LARKANA, Dec 29: The project for establishing facilities of the Magnetic Resonance Imaging (MRI) and Computed Tomography (CT) scan at the Chandka Medical College Hospital, which was accorded approval by the government in 2006, has run into snags.
According to the planning and development wing of the CMCH, despite the Sindh government having given administrative approval to the project in September 2006 the departments concerned have not laid even a brick to start work since then.
Under the government’s plan, four MRI and CT scan units were to be set up at a cost of Rs564 million, one each in Civil Hospital, Karachi, Liaquat University of Medical and Health Sciences, Jamshoro, People’s Medical College Hospital, Nawabshah, and CMCH.
Former MS of CMCH Dr Zulfikar Siyal had written a letter to the provincial secretary of health in January 2010 and complained of delay in start of work on the project, said sources in the CMCH planning wing on Monday.

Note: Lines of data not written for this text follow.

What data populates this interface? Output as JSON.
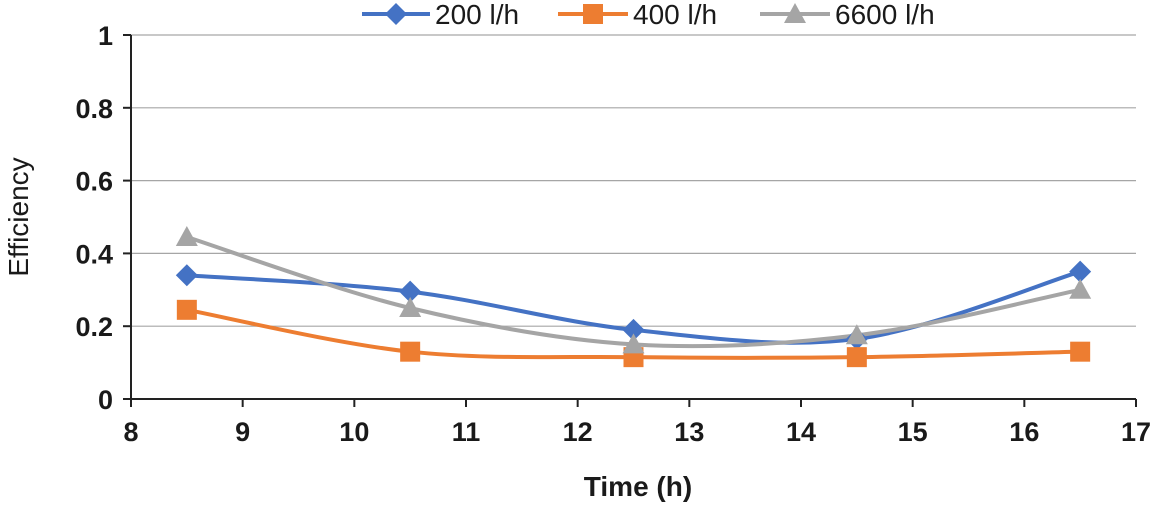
{
  "chart_data": {
    "type": "line",
    "title": "",
    "xlabel": "Time (h)",
    "ylabel": "Efficiency",
    "xlim": [
      8,
      17
    ],
    "ylim": [
      0,
      1
    ],
    "xticks": [
      "8",
      "9",
      "10",
      "11",
      "12",
      "13",
      "14",
      "15",
      "16",
      "17"
    ],
    "yticks": [
      "0",
      "0.2",
      "0.4",
      "0.6",
      "0.8",
      "1"
    ],
    "grid": "horizontal",
    "legend_position": "top",
    "x": [
      8.5,
      10.5,
      12.5,
      14.5,
      16.5
    ],
    "series": [
      {
        "name": "200 l/h",
        "marker": "diamond",
        "color": "#4472C4",
        "values": [
          0.34,
          0.295,
          0.19,
          0.165,
          0.35
        ]
      },
      {
        "name": "400 l/h",
        "marker": "square",
        "color": "#ED7D31",
        "values": [
          0.245,
          0.13,
          0.115,
          0.115,
          0.13
        ]
      },
      {
        "name": "6600 l/h",
        "marker": "triangle",
        "color": "#A5A5A5",
        "values": [
          0.445,
          0.25,
          0.15,
          0.175,
          0.3
        ]
      }
    ]
  }
}
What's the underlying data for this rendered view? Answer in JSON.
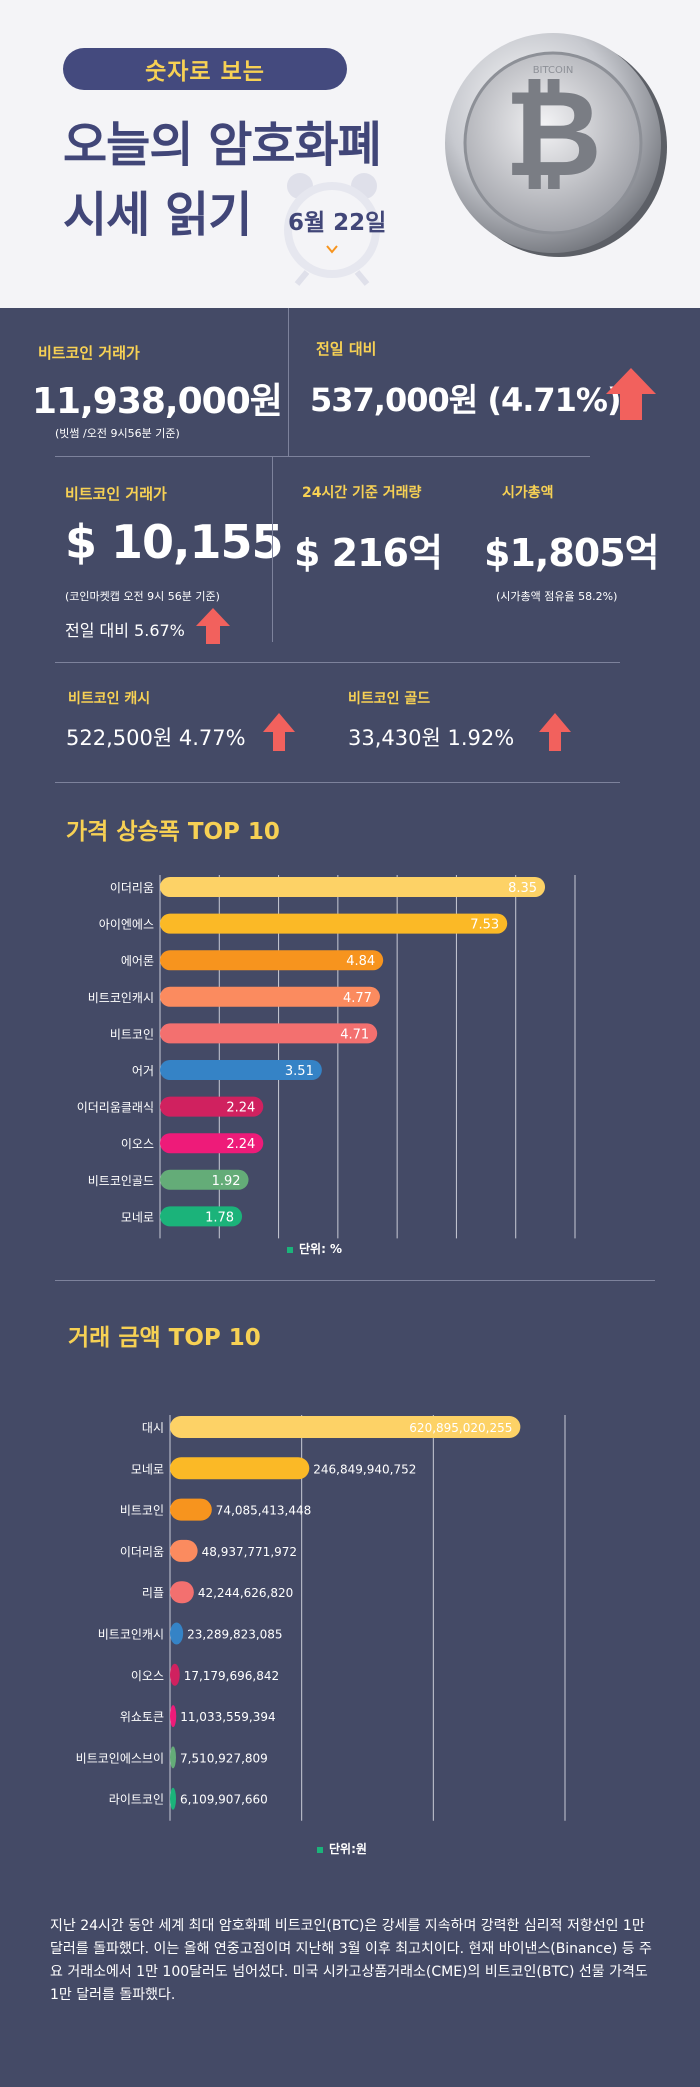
{
  "header": {
    "badge": "숫자로 보는",
    "title_line1": "오늘의 암호화폐",
    "title_line2": "시세 읽기",
    "date": "6월 22일",
    "coin_text": "BITCOIN",
    "coin_symbol": "₿"
  },
  "stats": {
    "btc_krw_label": "비트코인 거래가",
    "btc_krw_value": "11,938,000원",
    "btc_krw_note": "(빗썸 /오전 9시56분 기준)",
    "prev_day_label": "전일 대비",
    "prev_day_value": "537,000원 (4.71%)",
    "btc_usd_label": "비트코인 거래가",
    "btc_usd_value": "$ 10,155",
    "btc_usd_note": "(코인마켓캡 오전 9시 56분 기준)",
    "btc_usd_change": "전일 대비 5.67%",
    "volume_label": "24시간 기준 거래량",
    "volume_value": "$ 216억",
    "mcap_label": "시가총액",
    "mcap_value": "$1,805억",
    "mcap_note": "(시가총액 점유율 58.2%)",
    "bch_label": "비트코인 캐시",
    "bch_value": "522,500원  4.77%",
    "btg_label": "비트코인 골드",
    "btg_value": "33,430원   1.92%"
  },
  "colors": {
    "background": "#444a66",
    "accent": "#f7d154",
    "arrow": "#f2615d"
  },
  "chart_data": [
    {
      "type": "bar",
      "orientation": "horizontal",
      "title": "가격 상승폭 TOP 10",
      "unit_label": "단위: %",
      "categories": [
        "이더리움",
        "아이엔에스",
        "에어론",
        "비트코인캐시",
        "비트코인",
        "어거",
        "이더리움클래식",
        "이오스",
        "비트코인골드",
        "모네로"
      ],
      "values": [
        8.35,
        7.53,
        4.84,
        4.77,
        4.71,
        3.51,
        2.24,
        2.24,
        1.92,
        1.78
      ],
      "value_labels": [
        "8.35",
        "7.53",
        "4.84",
        "4.77",
        "4.71",
        "3.51",
        "2.24",
        "2.24",
        "1.92",
        "1.78"
      ],
      "colors": [
        "#fdd266",
        "#fbb926",
        "#f7941e",
        "#fb8b5f",
        "#f3706f",
        "#3583c6",
        "#d0215f",
        "#ee1b79",
        "#64ac78",
        "#1bb37a"
      ],
      "xlim": [
        0,
        9
      ]
    },
    {
      "type": "bar",
      "orientation": "horizontal",
      "title": "거래 금액 TOP 10",
      "unit_label": "단위:원",
      "categories": [
        "대시",
        "모네로",
        "비트코인",
        "이더리움",
        "리플",
        "비트코인캐시",
        "이오스",
        "위쇼토큰",
        "비트코인에스브이",
        "라이트코인"
      ],
      "values": [
        620895020255,
        246849940752,
        74085413448,
        48937771972,
        42244626820,
        23289823085,
        17179696842,
        11033559394,
        7510927809,
        6109907660
      ],
      "value_labels": [
        "620,895,020,255",
        "246,849,940,752",
        "74,085,413,448",
        "48,937,771,972",
        "42,244,626,820",
        "23,289,823,085",
        "17,179,696,842",
        "11,033,559,394",
        "7,510,927,809",
        "6,109,907,660"
      ],
      "colors": [
        "#fdd266",
        "#fbb926",
        "#f7941e",
        "#fb8b5f",
        "#f3706f",
        "#3583c6",
        "#d0215f",
        "#ee1b79",
        "#64ac78",
        "#1bb37a"
      ],
      "xlim": [
        0,
        700000000000
      ]
    }
  ],
  "footer": {
    "paragraph": "지난 24시간 동안 세계 최대 암호화폐 비트코인(BTC)은 강세를 지속하며 강력한 심리적 저항선인 1만 달러를 돌파했다. 이는 올해 연중고점이며 지난해 3월 이후 최고치이다. 현재 바이낸스(Binance) 등 주요 거래소에서 1만 100달러도 넘어섰다. 미국 시카고상품거래소(CME)의 비트코인(BTC) 선물 가격도 1만 달러를 돌파했다."
  }
}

Surprisingly, before writing the letter the MS had invited Sindh Assembly speaker Nisar Ahmed Khuhro to lay foundation stone of the project on Oct 30, 2009, even though he knew full well there were no funds to start work.
In the second week of January 2010 after receiving the MS letter, the secretary formed a four-member committee with additional secretary as its head to look into the reasons behind delay in start of the project, said the sources.
In February 2010, the sources said, the committee was informed by the contractor the reason was ‘delay’ in release of funds.
Former senator of Jamait Ulema-i-Islam, Dr Khalid Mehmood Soomro, who had taken up the issue in the senate, said the standing committee on health had discussed the issue in detail and they were assured that the facilities would be installed with equal share of funds to be borne by federal and provincial governments but even after six years, the government had not made any move to keep its word.
“I approached the health department, talked personally to the secretary and other officials concerned and asked them to kick off the project but in vain,” said Dr Afsar Bhutto, current MS of CMCH.
The contractor of the project had gone untraceable, disclosed an officer in the CMCH planning section in the presence of MS.
Following in the footsteps of his predecessor, Mr Bhutto also wrote a letter to the secretary of health on Dec 6, 2012, and reminded him of the undue delay in start of the project.
He said that he failed to understand the reasons for the delay and stressed that early completion of the project would ease burden on poverty-ridden poor patients of the area who were forced to pay higher fees at private labs to get the tests done.
PPP MNA Shahid Hussain Bhutto said that he had taken up the issue with the ministry of health several times and the ministry had always taken refuge behind the pretext that it could not start the facility without trained staff.
“It is gross inefficiency on part of the department concerned which has failed to put in operation a project approved in 2006,” he said.